Back at Greece , especially at my hometown , there was no speech therapist/pathologist or AVT teacher..so my mother did the job herself..After a few months a speech therapist moved to my hometown and since then she'd been helping me..I got very early on the lip reading tool under my belt , everyone said that I did it on my own..I never had thought the term lip reading or speech reading..This said , Greek is pretty easy to lipread..

I changed a lot of my aids , and my hearing loss was getting worse..soon my right ear was on the profound scale as soon as I got 10 or 11 , and since then I was deaf in one ear , and wearing HA at the left ear. Since then I was mainstreamed to school , never learnt Greek Sign Language , and always having private tutors at home along with my speech therapist. Went through preschool , elementary ( halfway of elementary school my left ear got to the severe range ) , junior high and high school..while I was at the high school , I acquired an Widex Senso P38 with wider tubes through the earmold , which helped me tremendously..

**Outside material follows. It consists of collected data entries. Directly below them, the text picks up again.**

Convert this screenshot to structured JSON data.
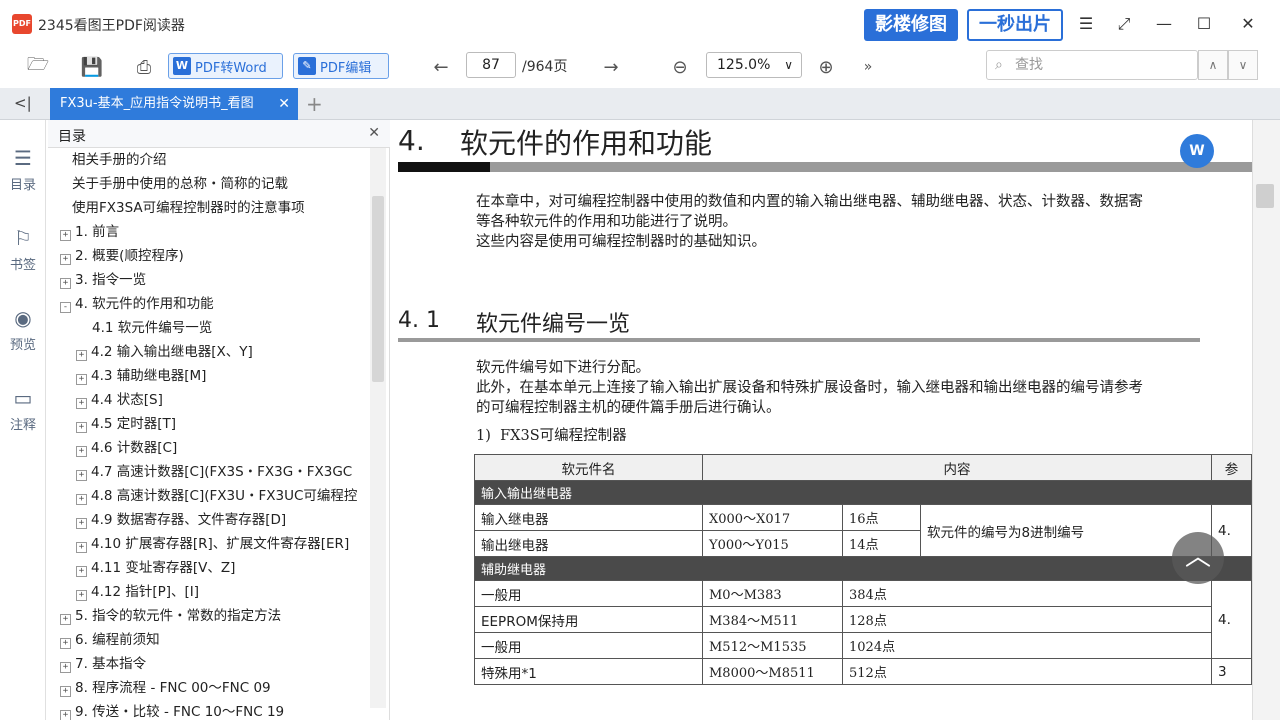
{
  "app": {
    "title": "2345看图王PDF阅读器",
    "logo_text": "PDF",
    "promo_left": "影楼修图",
    "promo_right": "一秒出片"
  },
  "toolbar": {
    "pdf_to_word": "PDF转Word",
    "pdf_edit": "PDF编辑",
    "page_current": "87",
    "page_total": "/964页",
    "zoom": "125.0%",
    "search_placeholder": "查找"
  },
  "tab": {
    "label": "FX3u-基本_应用指令说明书_看图"
  },
  "rail": {
    "items": [
      "目录",
      "书签",
      "预览",
      "注释"
    ]
  },
  "toc": {
    "title": "目录",
    "items": [
      {
        "label": "相关手册的介绍",
        "level": 0,
        "expand": ""
      },
      {
        "label": "关于手册中使用的总称・简称的记载",
        "level": 0,
        "expand": ""
      },
      {
        "label": "使用FX3SA可编程控制器时的注意事项",
        "level": 0,
        "expand": ""
      },
      {
        "label": "1. 前言",
        "level": 0,
        "expand": "+"
      },
      {
        "label": "2. 概要(顺控程序)",
        "level": 0,
        "expand": "+"
      },
      {
        "label": "3. 指令一览",
        "level": 0,
        "expand": "+"
      },
      {
        "label": "4. 软元件的作用和功能",
        "level": 0,
        "expand": "-"
      },
      {
        "label": "4.1 软元件编号一览",
        "level": 1,
        "expand": ""
      },
      {
        "label": "4.2 输入输出继电器[X、Y]",
        "level": 1,
        "expand": "+"
      },
      {
        "label": "4.3 辅助继电器[M]",
        "level": 1,
        "expand": "+"
      },
      {
        "label": "4.4 状态[S]",
        "level": 1,
        "expand": "+"
      },
      {
        "label": "4.5 定时器[T]",
        "level": 1,
        "expand": "+"
      },
      {
        "label": "4.6 计数器[C]",
        "level": 1,
        "expand": "+"
      },
      {
        "label": "4.7 高速计数器[C](FX3S・FX3G・FX3GC",
        "level": 1,
        "expand": "+"
      },
      {
        "label": "4.8 高速计数器[C](FX3U・FX3UC可编程控",
        "level": 1,
        "expand": "+"
      },
      {
        "label": "4.9 数据寄存器、文件寄存器[D]",
        "level": 1,
        "expand": "+"
      },
      {
        "label": "4.10 扩展寄存器[R]、扩展文件寄存器[ER]",
        "level": 1,
        "expand": "+"
      },
      {
        "label": "4.11 变址寄存器[V、Z]",
        "level": 1,
        "expand": "+"
      },
      {
        "label": "4.12 指针[P]、[I]",
        "level": 1,
        "expand": "+"
      },
      {
        "label": "5. 指令的软元件・常数的指定方法",
        "level": 0,
        "expand": "+"
      },
      {
        "label": "6. 编程前须知",
        "level": 0,
        "expand": "+"
      },
      {
        "label": "7. 基本指令",
        "level": 0,
        "expand": "+"
      },
      {
        "label": "8. 程序流程 - FNC 00～FNC 09",
        "level": 0,
        "expand": "+"
      },
      {
        "label": "9. 传送・比较 - FNC 10～FNC 19",
        "level": 0,
        "expand": "+"
      }
    ]
  },
  "doc": {
    "h1_num": "4.",
    "h1_text": "软元件的作用和功能",
    "intro_1": "在本章中，对可编程控制器中使用的数值和内置的输入输出继电器、辅助继电器、状态、计数器、数据寄",
    "intro_2": "等各种软元件的作用和功能进行了说明。",
    "intro_3": "这些内容是使用可编程控制器时的基础知识。",
    "h2_num": "4. 1",
    "h2_text": "软元件编号一览",
    "p1": "软元件编号如下进行分配。",
    "p2": "此外，在基本单元上连接了输入输出扩展设备和特殊扩展设备时，输入继电器和输出继电器的编号请参考",
    "p3": "的可编程控制器主机的硬件篇手册后进行确认。",
    "item1_num": "1)",
    "item1_text": "FX3S可编程控制器",
    "table": {
      "head": [
        "软元件名",
        "内容",
        "参"
      ],
      "group1": "输入输出继电器",
      "rows1": [
        {
          "name": "输入继电器",
          "range": "X000～X017",
          "count": "16点",
          "note": "软元件的编号为8进制编号",
          "ref": "4."
        },
        {
          "name": "输出继电器",
          "range": "Y000～Y015",
          "count": "14点",
          "note": "",
          "ref": ""
        }
      ],
      "group2": "辅助继电器",
      "rows2": [
        {
          "name": "一般用",
          "range": "M0～M383",
          "count": "384点",
          "ref": ""
        },
        {
          "name": "EEPROM保持用",
          "range": "M384～M511",
          "count": "128点",
          "ref": "4."
        },
        {
          "name": "一般用",
          "range": "M512～M1535",
          "count": "1024点",
          "ref": ""
        },
        {
          "name": "特殊用*1",
          "range": "M8000～M8511",
          "count": "512点",
          "ref": "3"
        }
      ]
    }
  }
}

I had this aid almost 8 years , and in college , when my hearing started declining again! At first , ( almost two and a half years ago ) I just couldn't hear every word , and speech reading became so much harder..but it had some perks for my friends, because , as they say , they learned to rephrase everything with a lot simpler or different words and made them work on their vocabulary..Also I felt like I was losing some part of my identity..Since junior high I had mastered speaking to the phone with few close relatives ( especially my mum and a couple of aunties, and few close friends ) and suddenly I discovered that I wasn't able anymore to understand parts of the conversation , frustrating everyone in both ends..

My mother , always the technophobic , had to learn to use the PC also for her office and also for me and her to chat through MSN..she's learned the last one relentlessly as we needed that to communicate , since I had moved away after my graduation from high school..Think an over 400 km distance!

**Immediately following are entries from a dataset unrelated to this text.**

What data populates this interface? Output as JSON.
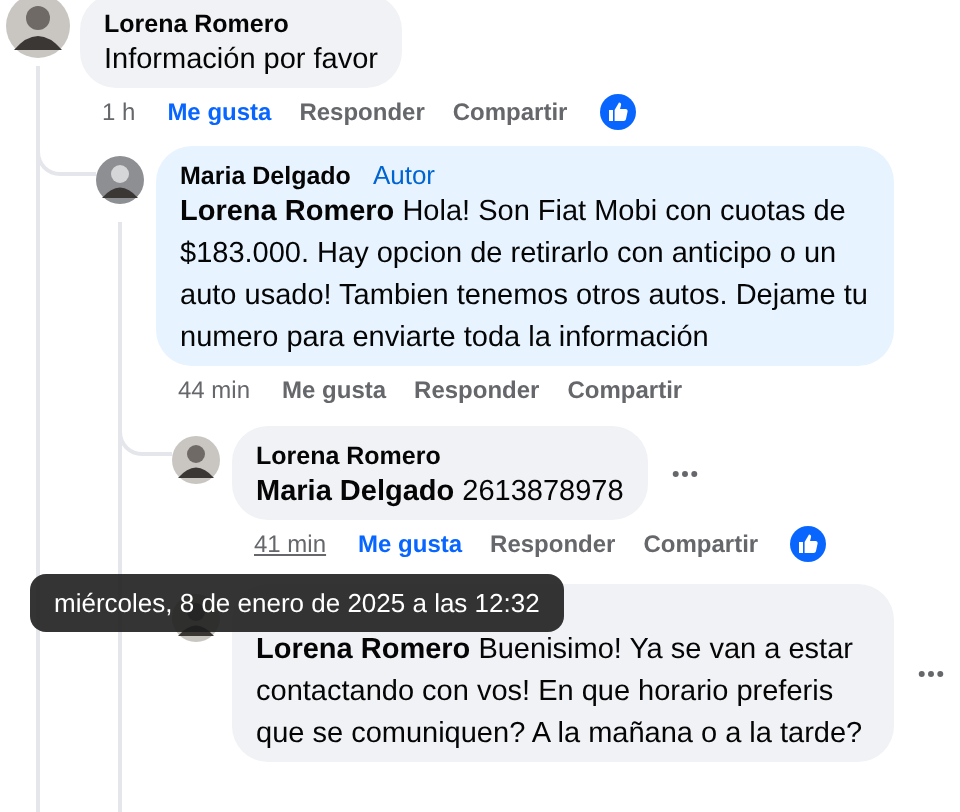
{
  "comments": [
    {
      "author": "Lorena Romero",
      "body": "Información por favor",
      "time": "1 h",
      "time_hovered": false,
      "liked": true,
      "menu_visible": false,
      "actions": [
        "Me gusta",
        "Responder",
        "Compartir"
      ],
      "replies": [
        {
          "author": "Maria Delgado",
          "badge": "Autor",
          "body": "**Lorena Romero** Hola! Son Fiat Mobi con cuotas de $183.000. Hay opcion de retirarlo con anticipo o un auto usado! Tambien tenemos otros autos. Dejame tu numero para enviarte toda la información",
          "time": "44 min",
          "time_hovered": false,
          "liked": false,
          "menu_visible": false,
          "actions": [
            "Me gusta",
            "Responder",
            "Compartir"
          ],
          "replies": [
            {
              "author": "Lorena Romero",
              "body": "**Maria Delgado** 2613878978",
              "time": "41 min",
              "time_hovered": true,
              "liked": true,
              "menu_visible": true,
              "actions": [
                "Me gusta",
                "Responder",
                "Compartir"
              ]
            },
            {
              "body": "**Lorena Romero** Buenisimo! Ya se van a estar contactando con vos! En que horario preferis que se comuniquen? A la mañana o a la tarde?",
              "menu_visible": true
            }
          ]
        }
      ]
    }
  ],
  "tooltip": {
    "text": "miércoles, 8 de enero de 2025 a las 12:32"
  }
}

So with all these happening , every one in my life tried to adapt , and I was getting more and more depressed, not to mention to turn everyone's nerves haywire by the incessant feedbacks..This year alone , I had more earmold fittings than I ever had..but after a month each single earmold was rendered useless.

After learning about CI's , through an recently implanted friend , I became obsessed almost in research..I started all the tests and everything , and after a long wait ( in Greece , you wait forever for anything...) I got the approval from the hospital!! I submitted my papers for the insurance company , a day after my birthday..I got approved from the insurance a few weeks before Easter hols , and since then I settled the surgery date..

May 22nd , the day that changed my life! Although I still miss my trusty HA , it was time to part our ways!